In Houston, 29-yearold Jimmieka Mills pays $15 a month for a government-subsidized “Obamacare” health plan. She fears Congress will weaken the health law’s guarantees of free preventive care, so she made an appointmen­t to get a birth control implant that will last for years.

“I’m scared,” Mills said. “I’m like a bear getting ready for hibernatio­n.”

Language is still being nailed down in the retooled bill, but it includes a proposal from conservati­ve Sen. Ted Cruz, R-Texas, which would let insurers sell plans with minimal coverage, as long as they also sell policies that meet strict coverage requiremen­ts set by the Obama-era health care law. Insurers could deny the slimmer coverage to people with pre-existing conditions or charge them more.

Georgetown University health policy researcher Sabrina Corlette said young adults might find the “Cruz plans” more affordable, but they should “read the fine print.”

“You may end up with unexpected costs,” Corlette said. “And if, God forbid, you do end up needing better coverage, you will be blocked from that coverage for six months.” To encourage continuous coverage, the GOP plan installs a six-month waiting period for anyone with a two-month gap in coverage. The skimpy policies wouldn’t qualify as continuous coverage.

The insurance industry also sharply questioned this approach. In a statement last week, the industry group America’s Health Insurance Plans said the proposal would create an “un-level playing field” that would lead to “unstable health insurance markets.”

Other features of the proposal aimed at young adults include allowing them to stay on their parents’ insurance until they turn 26, as they can now, and shifting costs to older enrollees.

Current law restricts how much insurers can charge for insurance based on age. “Obamacare” limits the ratio to 3-to-1, meaning a 50-year-old can be charged only three times as much as a 20-year-old. The Republican plan shifts that ratio to 5-to-1.

More flexible pricing could attract young adults, the Congressio­nal Budget Office said in a review of a previous draft of the Senate plan. But other provisions, including cuts to Medicaid, would result in 22 million people losing insurance over the next decade. All ages and income levels would have higher uninsured rates. For low-income young adults, CBO said, the uninsured rate would double.

“On the whole, the bill is bad for young people,” said Jen Mishory, executive director of the youth advocacy group Young Invincible­s. “It is particular­ly concerning for the most vulnerable young people, those who are low-income and folks with pre-existing conditions.”

Young Americans, ages 18-34, remain more likely to be uninsured than older age groups, but the rate of uninsured young Americans dropped under “Obamacare” to 16 percent from 29 percent.

Obama’s health law also gives them job flexibilit­y because good health insurance was no longer tied to employment, said Republican labor economist Craig Garthwaite of Northweste­rn University’s Kellogg School of Management.

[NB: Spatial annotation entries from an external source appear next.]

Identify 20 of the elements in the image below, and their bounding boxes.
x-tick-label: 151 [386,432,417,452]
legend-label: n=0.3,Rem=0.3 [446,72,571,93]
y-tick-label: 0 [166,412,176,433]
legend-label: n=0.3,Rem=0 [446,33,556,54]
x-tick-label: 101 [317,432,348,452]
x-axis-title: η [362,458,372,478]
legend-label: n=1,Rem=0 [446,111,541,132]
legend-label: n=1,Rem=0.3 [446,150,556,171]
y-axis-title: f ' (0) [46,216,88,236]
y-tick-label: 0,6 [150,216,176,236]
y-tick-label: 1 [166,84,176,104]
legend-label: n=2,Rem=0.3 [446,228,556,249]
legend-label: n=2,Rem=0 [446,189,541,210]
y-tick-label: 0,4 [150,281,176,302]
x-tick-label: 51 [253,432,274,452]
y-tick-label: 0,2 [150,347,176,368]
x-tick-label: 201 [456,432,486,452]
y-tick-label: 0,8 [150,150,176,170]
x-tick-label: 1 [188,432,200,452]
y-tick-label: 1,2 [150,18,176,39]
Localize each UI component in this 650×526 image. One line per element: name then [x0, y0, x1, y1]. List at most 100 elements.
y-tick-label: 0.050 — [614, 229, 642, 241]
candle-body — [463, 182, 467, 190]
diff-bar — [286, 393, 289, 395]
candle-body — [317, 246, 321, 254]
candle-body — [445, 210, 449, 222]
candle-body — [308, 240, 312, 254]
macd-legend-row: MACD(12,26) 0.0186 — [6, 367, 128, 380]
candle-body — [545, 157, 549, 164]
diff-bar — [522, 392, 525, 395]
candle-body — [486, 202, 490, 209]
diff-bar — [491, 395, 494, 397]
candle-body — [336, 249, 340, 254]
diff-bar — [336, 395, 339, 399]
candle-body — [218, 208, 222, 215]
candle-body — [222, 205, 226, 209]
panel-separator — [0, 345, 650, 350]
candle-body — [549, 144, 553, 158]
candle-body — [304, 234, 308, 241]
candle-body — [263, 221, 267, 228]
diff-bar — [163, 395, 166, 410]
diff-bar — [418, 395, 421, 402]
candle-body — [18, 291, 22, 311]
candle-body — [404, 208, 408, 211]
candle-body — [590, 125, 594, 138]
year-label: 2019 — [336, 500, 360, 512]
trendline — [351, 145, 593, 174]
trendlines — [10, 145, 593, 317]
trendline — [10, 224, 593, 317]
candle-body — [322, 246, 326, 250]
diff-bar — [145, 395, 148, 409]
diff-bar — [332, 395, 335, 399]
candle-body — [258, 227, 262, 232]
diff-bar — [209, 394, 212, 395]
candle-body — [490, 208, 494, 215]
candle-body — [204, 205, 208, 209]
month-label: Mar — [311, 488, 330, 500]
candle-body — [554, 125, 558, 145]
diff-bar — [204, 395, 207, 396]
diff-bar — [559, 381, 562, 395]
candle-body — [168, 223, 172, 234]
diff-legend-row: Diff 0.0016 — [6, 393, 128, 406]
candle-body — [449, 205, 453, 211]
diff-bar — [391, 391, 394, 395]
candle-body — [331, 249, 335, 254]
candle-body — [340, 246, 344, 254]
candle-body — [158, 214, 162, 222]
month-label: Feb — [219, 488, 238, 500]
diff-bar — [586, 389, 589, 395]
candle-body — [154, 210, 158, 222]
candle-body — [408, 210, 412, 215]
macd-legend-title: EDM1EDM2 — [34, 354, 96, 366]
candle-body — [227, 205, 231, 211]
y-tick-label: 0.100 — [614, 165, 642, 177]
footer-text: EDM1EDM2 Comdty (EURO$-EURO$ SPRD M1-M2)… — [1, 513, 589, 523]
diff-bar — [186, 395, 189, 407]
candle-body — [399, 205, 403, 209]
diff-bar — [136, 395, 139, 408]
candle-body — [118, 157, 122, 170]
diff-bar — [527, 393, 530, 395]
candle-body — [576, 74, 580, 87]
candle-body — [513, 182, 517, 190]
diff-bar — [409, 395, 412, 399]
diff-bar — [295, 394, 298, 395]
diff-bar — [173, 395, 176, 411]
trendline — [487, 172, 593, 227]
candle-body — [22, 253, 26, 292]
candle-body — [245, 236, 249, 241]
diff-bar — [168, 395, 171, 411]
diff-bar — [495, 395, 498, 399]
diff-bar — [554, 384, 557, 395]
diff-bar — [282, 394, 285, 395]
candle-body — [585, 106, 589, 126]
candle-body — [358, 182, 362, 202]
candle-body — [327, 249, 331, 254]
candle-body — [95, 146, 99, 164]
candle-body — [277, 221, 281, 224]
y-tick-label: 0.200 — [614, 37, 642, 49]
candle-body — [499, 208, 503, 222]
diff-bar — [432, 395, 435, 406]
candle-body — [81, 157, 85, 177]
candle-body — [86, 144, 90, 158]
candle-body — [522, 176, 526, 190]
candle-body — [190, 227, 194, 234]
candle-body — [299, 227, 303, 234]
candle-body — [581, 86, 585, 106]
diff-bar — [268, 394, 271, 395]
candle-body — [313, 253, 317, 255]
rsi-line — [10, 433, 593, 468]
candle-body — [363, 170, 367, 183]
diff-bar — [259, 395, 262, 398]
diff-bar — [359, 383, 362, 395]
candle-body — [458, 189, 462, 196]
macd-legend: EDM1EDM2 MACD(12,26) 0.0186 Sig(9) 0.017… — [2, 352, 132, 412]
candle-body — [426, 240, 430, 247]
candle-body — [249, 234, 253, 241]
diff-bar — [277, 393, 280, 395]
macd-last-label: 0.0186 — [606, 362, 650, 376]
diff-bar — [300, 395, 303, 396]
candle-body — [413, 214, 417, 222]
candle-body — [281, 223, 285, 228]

Jackie Todd, 28, of Chicago, feels hemmed in by the health care debate because she would like to pursue a master’s in filmmaking, but doesn’t want to risk losing the insurance she has through her job. She has an implanted device for a heart rhythm issue, which will need to be replaced in two years.

“The GOP doesn’t think I deserve a shot at an even playing field because being sick is somehow my fault,” she said.